Por causa disso, as onças pintadas se tornaram um símbolo do CMA e passaram a ser utilizadas em diversas cerimônias, como desfiles do 7 de setembro ou formaturas do exército. "Para permitirmos que esses animais sejam utilizados nesses eventos, o CMA precisa nos informar que tem uma equipe preparada de veterinários, seguranças e médicos, para proteger o animal e as pessoas", disse a assessoria do Ipaam.

O Simba, uma das onças apresentadas durante o revezamento da tocha, possuía essa autorização. Mas Juma não. Agora, o técnicos do Ipaam avaliam exatamente o o que aconteceu. Dependendo do resultado da investigação, o fato pode gerar multa e até influenciar no licenciamento do zoológico mantido pelo exército.

Segundo Carlos Alberts, é necessário repensar a utilização das onças nesse tipo de evento. Mesmo que Juma não tivesse tentado fugir, a própria imagem do animal encoleirado não ajudaria na imagem que o Brasil quer passar para o resto do mundo. "A onça acorrentada passa a impressão do homem dominando o animal, o que é uma bobagem. Se ela realmente quisesse fugir, conseguiria arrastar até quatro tratadores", diz. "A noção que queríamos passar para o resto do mundo, de uma convivência harmônica com a natureza, já se mostrava falsa por essa imagem."

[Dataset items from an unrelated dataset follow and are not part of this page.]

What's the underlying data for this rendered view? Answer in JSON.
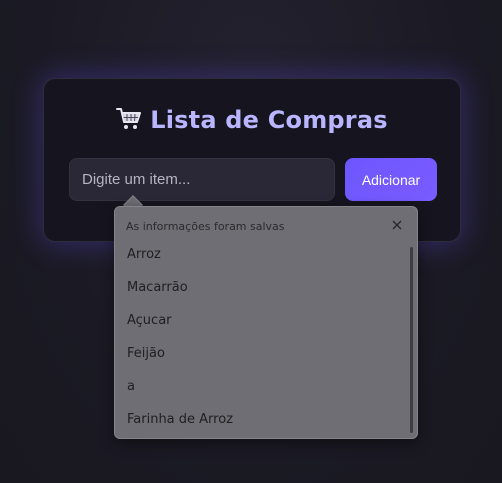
{
  "app": {
    "title": "Lista de Compras",
    "cart_icon": "shopping-cart-icon"
  },
  "form": {
    "input_placeholder": "Digite um item...",
    "input_value": "",
    "add_label": "Adicionar"
  },
  "autocomplete": {
    "header": "As informações foram salvas",
    "close_icon": "close-icon",
    "items": [
      "Arroz",
      "Macarrão",
      "Açucar",
      "Feijão",
      "a",
      "Farinha de Arroz"
    ]
  },
  "colors": {
    "accent": "#6d56ff",
    "title": "#b9b6ff",
    "background": "#1b1a24",
    "card": "#16151f",
    "popup": "#6f6e74"
  }
}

O próprio Comitê Rio 2016 reconheceu que errou na concepção do evento. "Erramos ao permitir que a Tocha Olímpica, símbolo da paz e da união entre os povos, fosse exibida ao lado de um animal selvagem acorrentado. Essa cena contraria nossas crenças e valores", disseram em um comunicado veiculado no Facebook.

Segundo Alberts, esse fato vem se somar a uma grande lista de fatos que atrapalham a imagem das Olimpíadas no Brasil. "Temos a crise política, as obras que nunca terminam, o Zika vírus, o lixo na lagoa Rodrigo de Freitas. Isso foi só a cereja podre do bolo."

"Imagina se nos jogos de Pequim, eles tivessem exposto um panda e depois de ele abrir a boca, tivessem dado um tiro?", diz o pesquisador. "Se eu tivesse algum poder de decisão nos países participantes, cancelaria a vinda aos jogos por causa disso."